L’assassino è nullatenente. Il fisco batte cassa alla madre della vittima

Riesce ad avere giustizia per l’omicidio della figlia ma poiché l’assassino è nullatenente, al termine del procedimento civile, l’Agenzia delle Entrate si rivale sulla madre della vittima chiedendole 7500 euro per l’omesso pagamento di imposte e oneri accessori dovuti sulla sentenza civile. A rendere nota la storia, sono gli avvocati Angelo e Sergio Pisani, legali di Rosa Polce, madre di Carmen Polce, la 31enne uccisa nel 2005 in un’abitazione del Casertano dal convivente, con un colpo contundente alla testa.
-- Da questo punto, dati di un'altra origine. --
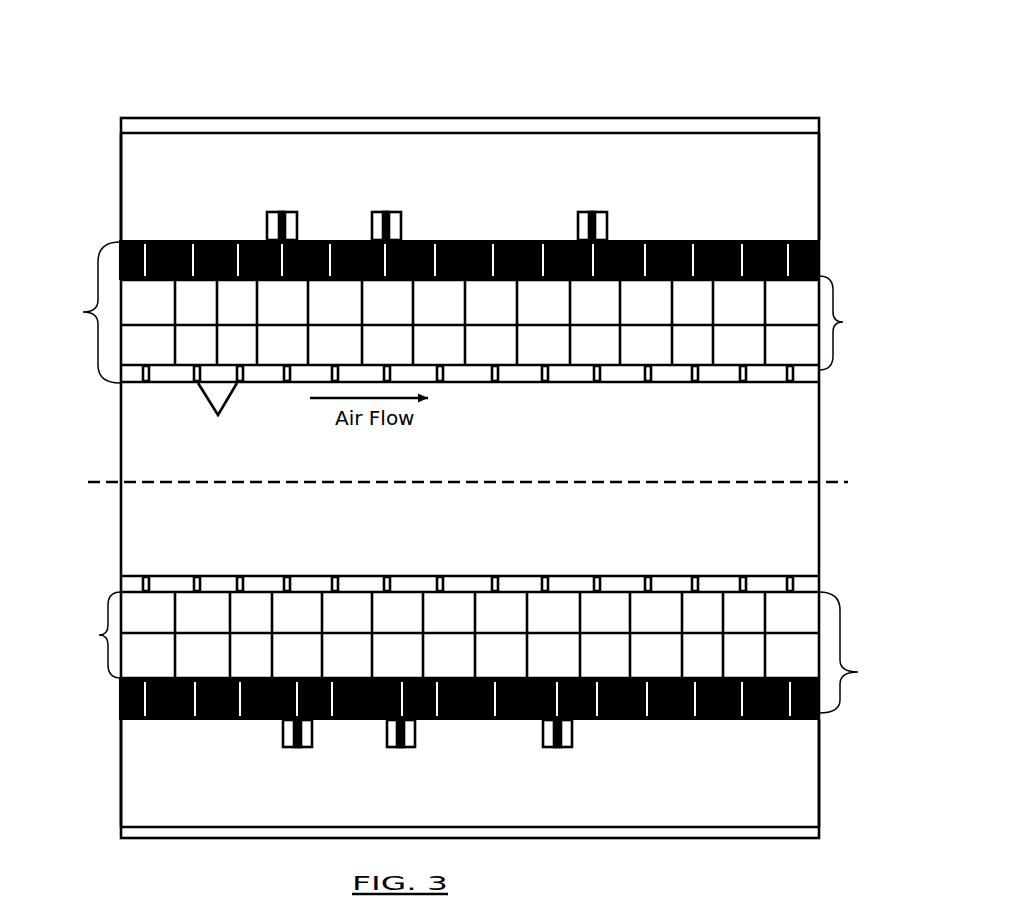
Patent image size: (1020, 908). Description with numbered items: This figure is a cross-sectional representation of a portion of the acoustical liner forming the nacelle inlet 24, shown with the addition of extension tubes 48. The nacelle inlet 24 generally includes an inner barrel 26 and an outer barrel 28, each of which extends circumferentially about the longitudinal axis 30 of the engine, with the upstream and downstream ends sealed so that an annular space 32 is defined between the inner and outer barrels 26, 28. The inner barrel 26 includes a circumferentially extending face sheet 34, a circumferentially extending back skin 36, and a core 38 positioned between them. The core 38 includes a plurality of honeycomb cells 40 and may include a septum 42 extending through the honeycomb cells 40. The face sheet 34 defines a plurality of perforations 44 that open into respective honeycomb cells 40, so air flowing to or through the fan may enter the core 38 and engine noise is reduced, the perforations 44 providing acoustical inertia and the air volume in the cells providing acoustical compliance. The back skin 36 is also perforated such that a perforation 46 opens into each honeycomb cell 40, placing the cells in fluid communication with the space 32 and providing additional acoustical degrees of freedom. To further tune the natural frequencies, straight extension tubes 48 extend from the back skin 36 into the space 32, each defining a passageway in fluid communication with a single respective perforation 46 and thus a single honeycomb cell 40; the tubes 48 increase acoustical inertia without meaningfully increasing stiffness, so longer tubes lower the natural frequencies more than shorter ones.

Le vittime obbligate a pagare

Dopo dieci anni, l’altra sera a Rosa Polce è stato notificato un «avviso di liquidazione dell’imposta – irrogazione delle sanzioni» di 7.517,50 euro. In sede civile il Tribunale di Santa Maria Capua Vetere ha condannato il responsabile del delitto a un risarcimento danni di centomila euro, cifra che l’uomo non può versare perché nullatenete. Nella cartella si legge che «sono solidalmente obbligati al pagamento delle imposte tutte le parti in causa». L’ex fidanzato e assassino di Carmen, che è stata dichiarata scomparsa, è stato di recente condannato in via definitiva a venti anni di reclusione per omicidio e occultamento di cadavere.

Gli avvocati: una vicenda indegna

«Se l’assassino risulta nullatenente, come in questo caso non solo la famiglia non ottiene alcun risarcimento, ma deve pagare allo Stato un’imposta di registro alle stelle. Come dire che al danno si aggiunge anche la beffa. E infatti, se non dovesse o non potesse farlo, scatterebbero le azioni esecutive, compresi i pignoramenti», hanno spiegato gli avvocati, che chiedono che la cartella esattoriale inviata a Rosa Polce venga annullata. «Non è degno di questo nome uno Stato che tratta così i suoi cittadini – hanno sottolineato i due avvocati – ma la nostra battaglia non finisce qui, perché è proprio da vicende assurde come queste che dobbiamo ripartire per un’azione capace di riportare democrazia ed equità nel sistema fiscale italiano. Valori che, come dimostra il caso della mamma di Carmen, finora sono andati persi».